Dans deux jours, les Françaises et les Français auront choisi la liste de candidats et le maire qu’ils souhaiteraient voir diriger leur commune, ville ou village. Dans de nombreux cas il faudra un deuxième tour et c’est là que les incertitudes demeureront. La présence d’une seule liste ou de deux garantit l’élection dès dimanche. Ailleurs, il faudra revoter le 22 mars. Entre-temps, des accords politiques interviendront entre les listes susceptibles d’être encore en lice pour le second tour. Ces accords seront portés dans la plupart des cas par les organisations politiques locales.
Pour les socialistes, les communistes et les écologistes, il n’y a pas d’ambiguïté : il faut battre la droite dans laquelle s’est rangée la macronie et éliminer l’extrême-droite. Cette dernière intention n’est pas la plus facile à réaliser. De plus en plus de nos concitoyens apportent leur suffrage aux candidats lepénistes ou à leurs alliés. Certains à droite, tel le président des Républicains, RETAILLEAU, reprennent à leur compte les thèses portées par l’extrême-droite et n’excluent pas des accords électoraux avec les héritiers du fascisme, du pétainisme, voire du nazisme. C’est inimaginable que l’on en soit arrivé à ce point de l’oubli des drames provoqués par ces idéologies et que l’on croyait à jamais disparus quatre-vingt ans plus tard.

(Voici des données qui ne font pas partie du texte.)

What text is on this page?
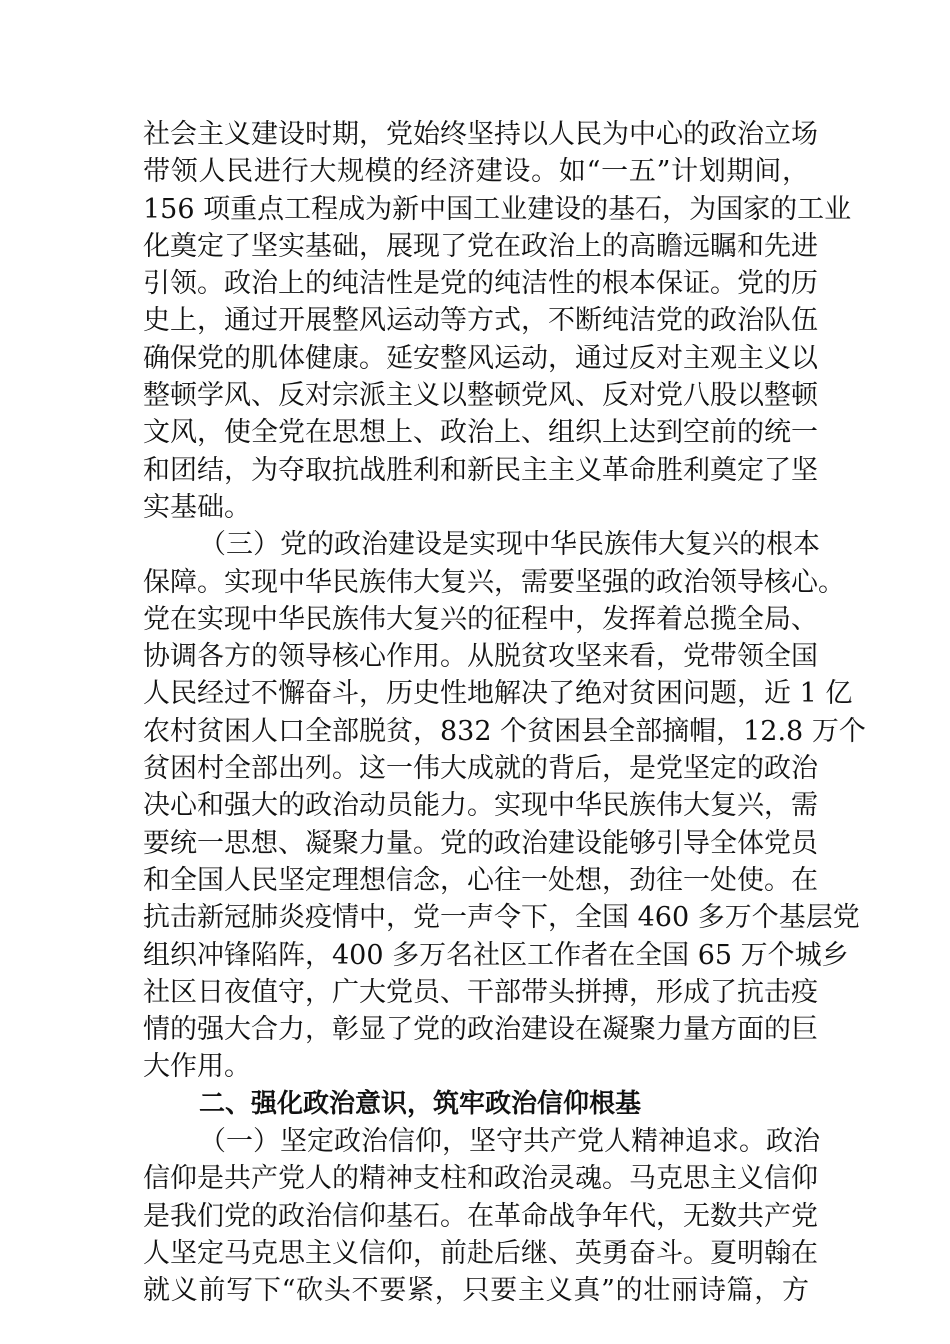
社会主义建设时期，党始终坚持以人民为中心的政治立场
带领人民进行大规模的经济建设。如“一五”计划期间，
156 项重点工程成为新中国工业建设的基石，为国家的工业
化奠定了坚实基础，展现了党在政治上的高瞻远瞩和先进
引领。政治上的纯洁性是党的纯洁性的根本保证。党的历
史上，通过开展整风运动等方式，不断纯洁党的政治队伍
确保党的肌体健康。延安整风运动，通过反对主观主义以
整顿学风、反对宗派主义以整顿党风、反对党八股以整顿
文风，使全党在思想上、政治上、组织上达到空前的统一
和团结，为夺取抗战胜利和新民主主义革命胜利奠定了坚
实基础。
（三）党的政治建设是实现中华民族伟大复兴的根本
保障。实现中华民族伟大复兴，需要坚强的政治领导核心。
党在实现中华民族伟大复兴的征程中，发挥着总揽全局、
协调各方的领导核心作用。从脱贫攻坚来看，党带领全国
人民经过不懈奋斗，历史性地解决了绝对贫困问题，近 1 亿
农村贫困人口全部脱贫，832 个贫困县全部摘帽，12.8 万个
贫困村全部出列。这一伟大成就的背后，是党坚定的政治
决心和强大的政治动员能力。实现中华民族伟大复兴，需
要统一思想、凝聚力量。党的政治建设能够引导全体党员
和全国人民坚定理想信念，心往一处想，劲往一处使。在
抗击新冠肺炎疫情中，党一声令下，全国 460 多万个基层党
组织冲锋陷阵，400 多万名社区工作者在全国 65 万个城乡
社区日夜值守，广大党员、干部带头拼搏，形成了抗击疫
情的强大合力，彰显了党的政治建设在凝聚力量方面的巨
大作用。
二、强化政治意识，筑牢政治信仰根基
（一）坚定政治信仰，坚守共产党人精神追求。政治
信仰是共产党人的精神支柱和政治灵魂。马克思主义信仰
是我们党的政治信仰基石。在革命战争年代，无数共产党
人坚定马克思主义信仰，前赴后继、英勇奋斗。夏明翰在
就义前写下“砍头不要紧，只要主义真”的壮丽诗篇，方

Dans cette campagne électorale municipale, une autre organisation retient l’attention des médias : les mélenchonistes. Ceux-ci pratiquent un « culte du chef » qui les amène à défendre des positions en contradiction avec les valeurs républicaines, avec le respect de la Démocratie. Les Insoumis ne sont pas une organisation de Gauche. Leurs électeurs le sont assurément pour la plupart. Ce sont eux qu’il faut convaincre qu’ils ont été trompés. En présentant des candidats dans les villes dirigées par la Gauche, et par les socialistes en particulier, les Insoumis ont repris à leur compte la formule des staliniens en 1936 : il faut « plumer la volaille socialiste ». Il ne faut pas être à gauche pour afficher une telle intention.

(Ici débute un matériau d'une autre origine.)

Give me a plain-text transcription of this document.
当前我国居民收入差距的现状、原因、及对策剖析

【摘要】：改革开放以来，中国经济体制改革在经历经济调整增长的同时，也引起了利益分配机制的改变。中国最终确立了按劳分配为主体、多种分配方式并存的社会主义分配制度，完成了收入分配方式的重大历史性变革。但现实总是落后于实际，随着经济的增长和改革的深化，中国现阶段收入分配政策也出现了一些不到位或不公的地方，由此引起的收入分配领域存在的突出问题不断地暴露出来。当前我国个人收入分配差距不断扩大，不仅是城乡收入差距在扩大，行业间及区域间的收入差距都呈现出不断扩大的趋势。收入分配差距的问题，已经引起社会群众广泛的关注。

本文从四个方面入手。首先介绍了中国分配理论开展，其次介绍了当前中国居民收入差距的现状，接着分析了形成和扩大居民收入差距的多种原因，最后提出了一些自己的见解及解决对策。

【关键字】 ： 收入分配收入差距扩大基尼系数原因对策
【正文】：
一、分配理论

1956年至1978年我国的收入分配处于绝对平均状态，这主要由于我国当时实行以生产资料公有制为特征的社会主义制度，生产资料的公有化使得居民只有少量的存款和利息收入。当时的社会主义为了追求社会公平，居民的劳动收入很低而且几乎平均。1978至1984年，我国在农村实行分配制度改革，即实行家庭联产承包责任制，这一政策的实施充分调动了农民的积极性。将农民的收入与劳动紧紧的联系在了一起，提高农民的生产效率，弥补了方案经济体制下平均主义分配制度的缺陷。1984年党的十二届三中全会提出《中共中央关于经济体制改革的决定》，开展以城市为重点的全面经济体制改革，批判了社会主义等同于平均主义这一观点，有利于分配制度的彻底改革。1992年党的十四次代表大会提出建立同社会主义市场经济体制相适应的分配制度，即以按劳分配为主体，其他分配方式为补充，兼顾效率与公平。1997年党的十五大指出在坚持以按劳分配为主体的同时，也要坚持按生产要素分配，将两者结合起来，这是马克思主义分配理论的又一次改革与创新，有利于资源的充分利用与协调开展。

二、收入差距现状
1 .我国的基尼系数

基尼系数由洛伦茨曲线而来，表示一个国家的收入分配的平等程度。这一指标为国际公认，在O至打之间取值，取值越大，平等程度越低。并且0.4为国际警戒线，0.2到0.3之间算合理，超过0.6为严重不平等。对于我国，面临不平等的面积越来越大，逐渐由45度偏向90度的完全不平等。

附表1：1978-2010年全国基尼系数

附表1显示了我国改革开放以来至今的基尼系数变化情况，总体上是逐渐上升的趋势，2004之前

Le Parti Socialiste a rejeté l’hypothèse d’un accord national avec LFI. C’est une bonne chose. Cela n’exclut pas les analyses locales des résultats du premier tour pour préparer le deuxième tour avec cet objectif déjà évoqué ici, battre la droite et éliminer l’extrême-droite.
Dimanche soir, on connaîtra le choix de nos concitoyens. C’est à partir de là que des décisions déterminantes devront être prises, pour le second tour des municipales d’abord, mais aussi pour la préparation de l’élection présidentielle de 2027.